Keep in mind –  all slow cookers heat a little differently. Be sure to test yours out with varying recipes to be mindful of cook times. Most of the time, slow cooking is very flexible and times can be adjusted – especially with adjusted ingredient sizes.

The slow cooker truly is one of the home chef’s greatest conveniences!

Slow Cooker FAQs

  • What are standard slow cooker sizes? Slow cookers come in many quart increments – you can find them as small as 1.5 quarts and increasing in ½ a quart all the way up to 10 quarts.
  • What size slow cooker fits a whole chicken? Most standard whole chickens for cooking range from 4-6 pounds. You could use a 5-6 quart slow cooker –  ensuring that there is still a little extra room in the pot. If you wish to add vegetables or potatoes, size up to a 7 or 8-quart slow cooker.
  • What size slow cooker is best for a family of four? A 5 or 6-quart slow cooker would be best for a family this size.
  • What is the biggest slow cooker size? A 10-quart slow cooker is currently the largest on the market!

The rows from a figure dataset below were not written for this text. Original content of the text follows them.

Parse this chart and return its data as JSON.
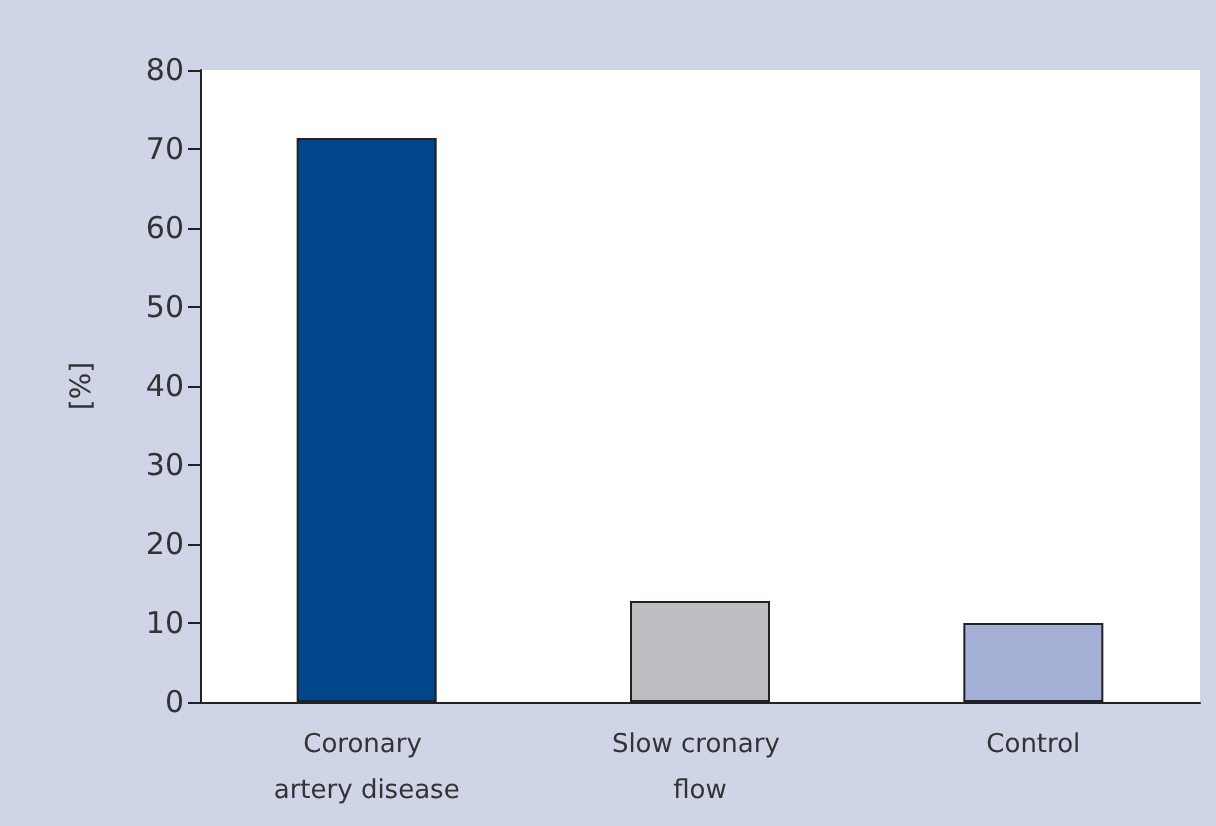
{
  "chart_data": {
    "type": "bar",
    "ylabel": "[%]",
    "categories": [
      "Coronary artery disease",
      "Slow cronary flow",
      "Control"
    ],
    "values": [
      71.4,
      12.8,
      10
    ],
    "colors": [
      "#00468c",
      "#bdbec2",
      "#a3afd4"
    ],
    "ylim": [
      0,
      80
    ],
    "yticks": [
      0,
      10,
      20,
      30,
      40,
      50,
      60,
      70,
      80
    ],
    "grid": false
  }
}
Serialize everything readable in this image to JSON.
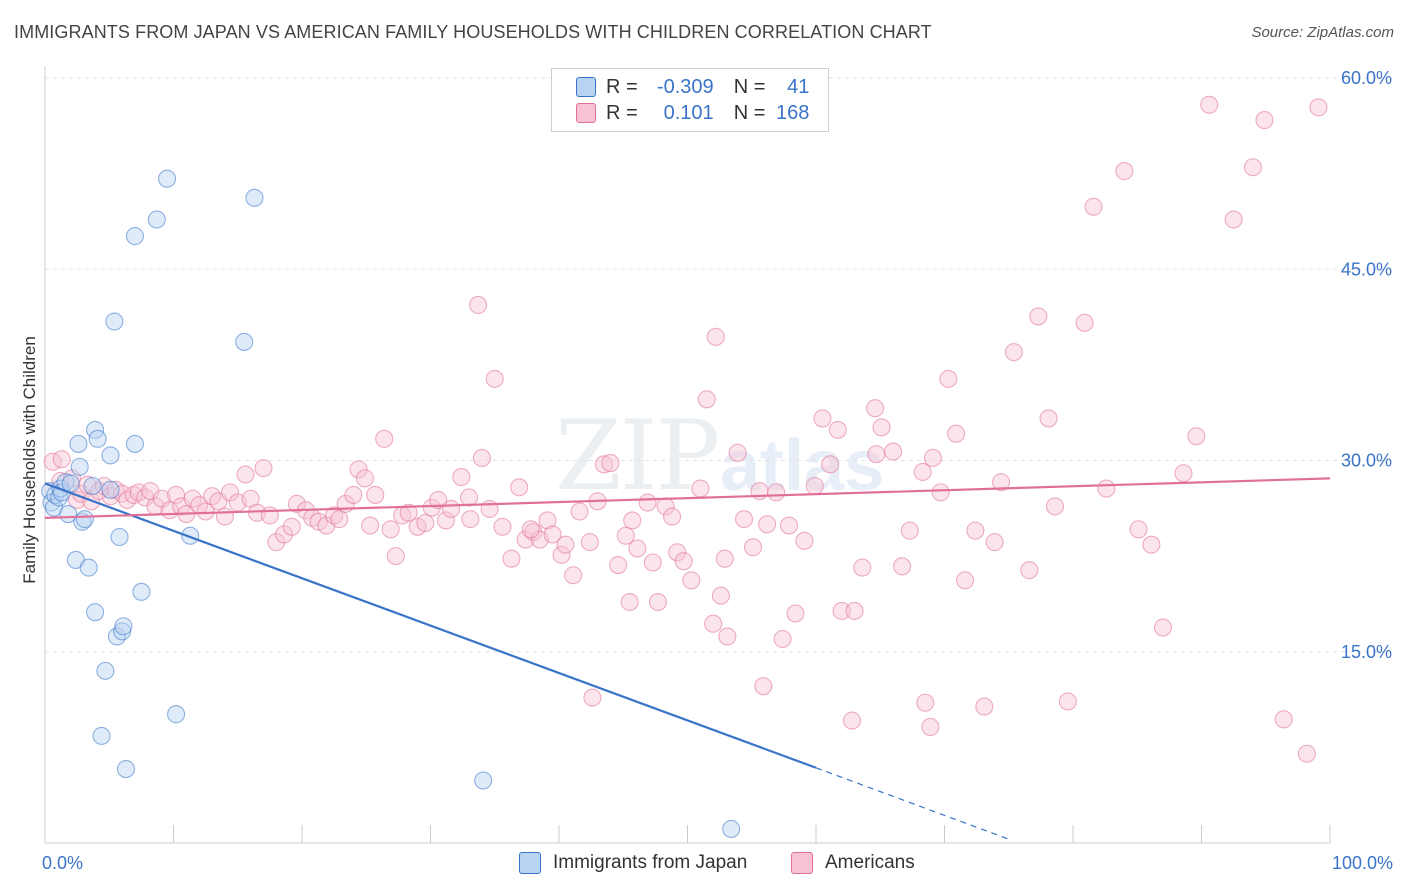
{
  "title": "IMMIGRANTS FROM JAPAN VS AMERICAN FAMILY HOUSEHOLDS WITH CHILDREN CORRELATION CHART",
  "source": "Source: ZipAtlas.com",
  "watermark": {
    "zip": "ZIP",
    "atlas": "atlas"
  },
  "colors": {
    "blue": "#3a74c8",
    "blue_fill": "#b9d3f2",
    "pink": "#e07098",
    "pink_fill": "#f7c3d3",
    "grid": "#e3e3e3"
  },
  "legend": {
    "rows": [
      {
        "r_label": "R =",
        "r_value": "-0.309",
        "n_label": "N =",
        "n_value": "41"
      },
      {
        "r_label": "R =",
        "r_value": "0.101",
        "n_label": "N =",
        "n_value": "168"
      }
    ]
  },
  "bottom_legend": [
    "Immigrants from Japan",
    "Americans"
  ],
  "chart_data": {
    "type": "scatter",
    "title": "IMMIGRANTS FROM JAPAN VS AMERICAN FAMILY HOUSEHOLDS WITH CHILDREN CORRELATION CHART",
    "xlabel": "",
    "ylabel": "Family Households with Children",
    "xlim": [
      0,
      100
    ],
    "ylim": [
      0,
      60
    ],
    "x_tick_labels": [
      "0.0%",
      "100.0%"
    ],
    "y_tick_labels": [
      "15.0%",
      "30.0%",
      "45.0%",
      "60.0%"
    ],
    "y_ticks": [
      15,
      30,
      45,
      60
    ],
    "grid": true,
    "legend_position": "top-center",
    "series": [
      {
        "name": "Immigrants from Japan",
        "color": "#3a74c8",
        "R": -0.309,
        "N": 41,
        "trend": {
          "x0": 0.0,
          "y0": 28.2,
          "x1": 60.0,
          "y1": 5.9,
          "dashed_to_x": 75.0,
          "dashed_to_y": 0.3
        },
        "points": [
          [
            0.4,
            27.6
          ],
          [
            0.5,
            26.7
          ],
          [
            0.7,
            26.3
          ],
          [
            0.8,
            27.3
          ],
          [
            1.1,
            27.1
          ],
          [
            1.2,
            27.8
          ],
          [
            1.3,
            27.5
          ],
          [
            1.6,
            28.3
          ],
          [
            1.8,
            25.8
          ],
          [
            2.0,
            28.2
          ],
          [
            2.4,
            22.2
          ],
          [
            2.6,
            31.3
          ],
          [
            2.7,
            29.5
          ],
          [
            2.9,
            25.2
          ],
          [
            3.1,
            25.4
          ],
          [
            3.4,
            21.6
          ],
          [
            3.7,
            28.0
          ],
          [
            3.9,
            32.4
          ],
          [
            3.9,
            18.1
          ],
          [
            4.1,
            31.7
          ],
          [
            4.4,
            8.4
          ],
          [
            4.7,
            13.5
          ],
          [
            5.1,
            30.4
          ],
          [
            5.1,
            27.7
          ],
          [
            5.6,
            16.2
          ],
          [
            5.8,
            24.0
          ],
          [
            6.0,
            16.6
          ],
          [
            6.1,
            17.0
          ],
          [
            6.3,
            5.8
          ],
          [
            7.0,
            47.6
          ],
          [
            7.5,
            19.7
          ],
          [
            8.7,
            48.9
          ],
          [
            9.5,
            52.1
          ],
          [
            10.2,
            10.1
          ],
          [
            11.3,
            24.1
          ],
          [
            15.5,
            39.3
          ],
          [
            16.3,
            50.6
          ],
          [
            34.1,
            4.9
          ],
          [
            53.4,
            1.1
          ],
          [
            5.4,
            40.9
          ],
          [
            7.0,
            31.3
          ]
        ]
      },
      {
        "name": "Americans",
        "color": "#e07098",
        "R": 0.101,
        "N": 168,
        "trend": {
          "x0": 0.0,
          "y0": 25.5,
          "x1": 100.0,
          "y1": 28.6
        },
        "points": [
          [
            0.6,
            29.9
          ],
          [
            1.2,
            28.4
          ],
          [
            1.3,
            30.1
          ],
          [
            2.1,
            28.6
          ],
          [
            2.5,
            26.9
          ],
          [
            2.8,
            27.4
          ],
          [
            3.3,
            28.1
          ],
          [
            3.6,
            26.8
          ],
          [
            4.2,
            27.6
          ],
          [
            4.6,
            28.0
          ],
          [
            5.1,
            27.2
          ],
          [
            5.5,
            27.7
          ],
          [
            6.0,
            27.4
          ],
          [
            6.4,
            26.9
          ],
          [
            6.9,
            27.3
          ],
          [
            7.3,
            27.5
          ],
          [
            7.8,
            27.1
          ],
          [
            8.2,
            27.6
          ],
          [
            8.6,
            26.4
          ],
          [
            9.1,
            27.0
          ],
          [
            9.7,
            26.1
          ],
          [
            10.2,
            27.3
          ],
          [
            10.6,
            26.4
          ],
          [
            11.0,
            25.8
          ],
          [
            11.5,
            27.0
          ],
          [
            12.0,
            26.5
          ],
          [
            12.5,
            26.0
          ],
          [
            13.0,
            27.2
          ],
          [
            13.5,
            26.8
          ],
          [
            14.0,
            25.6
          ],
          [
            14.4,
            27.5
          ],
          [
            15.0,
            26.7
          ],
          [
            15.6,
            28.9
          ],
          [
            16.0,
            27.0
          ],
          [
            16.5,
            25.9
          ],
          [
            17.0,
            29.4
          ],
          [
            17.5,
            25.7
          ],
          [
            18.0,
            23.6
          ],
          [
            18.6,
            24.2
          ],
          [
            19.2,
            24.8
          ],
          [
            19.6,
            26.6
          ],
          [
            20.3,
            26.1
          ],
          [
            20.8,
            25.5
          ],
          [
            21.3,
            25.2
          ],
          [
            21.9,
            24.9
          ],
          [
            22.5,
            25.7
          ],
          [
            22.9,
            25.4
          ],
          [
            23.4,
            26.6
          ],
          [
            24.0,
            27.3
          ],
          [
            24.4,
            29.3
          ],
          [
            24.9,
            28.6
          ],
          [
            25.3,
            24.9
          ],
          [
            25.7,
            27.3
          ],
          [
            26.4,
            31.7
          ],
          [
            26.9,
            24.6
          ],
          [
            27.3,
            22.5
          ],
          [
            27.8,
            25.7
          ],
          [
            28.3,
            25.9
          ],
          [
            29.0,
            24.8
          ],
          [
            29.6,
            25.1
          ],
          [
            30.1,
            26.3
          ],
          [
            30.6,
            26.9
          ],
          [
            31.2,
            25.3
          ],
          [
            31.6,
            26.2
          ],
          [
            32.4,
            28.7
          ],
          [
            33.1,
            25.4
          ],
          [
            33.7,
            42.2
          ],
          [
            34.0,
            30.2
          ],
          [
            34.6,
            26.2
          ],
          [
            35.0,
            36.4
          ],
          [
            35.6,
            24.8
          ],
          [
            36.3,
            22.3
          ],
          [
            36.9,
            27.9
          ],
          [
            37.4,
            23.8
          ],
          [
            38.0,
            24.4
          ],
          [
            38.5,
            23.8
          ],
          [
            39.1,
            25.3
          ],
          [
            39.5,
            24.2
          ],
          [
            40.2,
            22.6
          ],
          [
            41.1,
            21.0
          ],
          [
            41.6,
            26.0
          ],
          [
            42.4,
            23.6
          ],
          [
            43.0,
            26.8
          ],
          [
            43.5,
            29.7
          ],
          [
            44.0,
            29.8
          ],
          [
            44.6,
            21.8
          ],
          [
            45.2,
            24.1
          ],
          [
            45.7,
            25.3
          ],
          [
            46.1,
            23.1
          ],
          [
            46.9,
            26.7
          ],
          [
            47.3,
            22.0
          ],
          [
            47.7,
            18.9
          ],
          [
            48.3,
            26.4
          ],
          [
            48.8,
            25.6
          ],
          [
            49.2,
            22.8
          ],
          [
            49.7,
            22.1
          ],
          [
            50.3,
            20.6
          ],
          [
            51.0,
            27.8
          ],
          [
            51.5,
            34.8
          ],
          [
            52.0,
            17.2
          ],
          [
            52.6,
            19.4
          ],
          [
            53.1,
            16.2
          ],
          [
            53.9,
            30.6
          ],
          [
            54.4,
            25.4
          ],
          [
            55.1,
            23.2
          ],
          [
            55.6,
            27.6
          ],
          [
            56.2,
            25.0
          ],
          [
            56.9,
            27.5
          ],
          [
            57.4,
            16.0
          ],
          [
            57.9,
            24.9
          ],
          [
            58.4,
            18.0
          ],
          [
            59.1,
            23.7
          ],
          [
            59.9,
            28.0
          ],
          [
            60.5,
            33.3
          ],
          [
            61.1,
            29.7
          ],
          [
            61.7,
            32.4
          ],
          [
            62.0,
            18.2
          ],
          [
            63.0,
            18.2
          ],
          [
            63.6,
            21.6
          ],
          [
            64.6,
            34.1
          ],
          [
            65.1,
            32.6
          ],
          [
            66.0,
            30.7
          ],
          [
            66.7,
            21.7
          ],
          [
            67.3,
            24.5
          ],
          [
            68.3,
            29.1
          ],
          [
            69.1,
            30.2
          ],
          [
            69.7,
            27.5
          ],
          [
            70.3,
            36.4
          ],
          [
            70.9,
            32.1
          ],
          [
            71.6,
            20.6
          ],
          [
            72.4,
            24.5
          ],
          [
            73.1,
            10.7
          ],
          [
            73.9,
            23.6
          ],
          [
            74.4,
            28.3
          ],
          [
            75.4,
            38.5
          ],
          [
            76.6,
            21.4
          ],
          [
            77.3,
            41.3
          ],
          [
            78.1,
            33.3
          ],
          [
            78.6,
            26.4
          ],
          [
            79.6,
            11.1
          ],
          [
            80.9,
            40.8
          ],
          [
            81.6,
            49.9
          ],
          [
            82.6,
            27.8
          ],
          [
            84.0,
            52.7
          ],
          [
            85.1,
            24.6
          ],
          [
            86.1,
            23.4
          ],
          [
            87.0,
            16.9
          ],
          [
            88.6,
            29.0
          ],
          [
            89.6,
            31.9
          ],
          [
            90.6,
            57.9
          ],
          [
            92.5,
            48.9
          ],
          [
            94.0,
            53.0
          ],
          [
            94.9,
            56.7
          ],
          [
            96.4,
            9.7
          ],
          [
            98.2,
            7.0
          ],
          [
            99.1,
            57.7
          ],
          [
            42.6,
            11.4
          ],
          [
            52.2,
            39.7
          ],
          [
            55.9,
            12.3
          ],
          [
            62.8,
            9.6
          ],
          [
            68.9,
            9.1
          ],
          [
            68.5,
            11.0
          ],
          [
            52.9,
            22.3
          ],
          [
            64.7,
            30.5
          ],
          [
            45.5,
            18.9
          ],
          [
            40.5,
            23.4
          ],
          [
            37.8,
            24.6
          ],
          [
            33.0,
            27.1
          ]
        ]
      }
    ]
  }
}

  1. Hi! I have a Hamilton Beach slow cooker that is approximately 10 to 15(?) years old.
    I don’t know what size/volume it is, but want to take soup to a luncheon in two days. It should hold enough FOR 8 servings of broccoli-cheese soup (or more?) I’ll probably make it in a pot on top of the stove and just switch to the slow cooker to transport it and keep it warm for an hour and a half.(?)
    How many servings of creamy broccoli soup do you think this size* will hold just for keeping the soup warm enough to serve?
    *Outside measurements include handles and lid: 11.5″ W x15.5″ L x10.5″ H.
    Please reply ASAP since I’ll start prepping it in about 15 hours.😃
    Thanks! Nancy Schwarzmann
    email: [email protected].

    1. I would suggest using a large measuring cup and filling it with water. Track how much of the water it takes to fill your slow cooker 2/3 full. Then plan around 1 cup per person.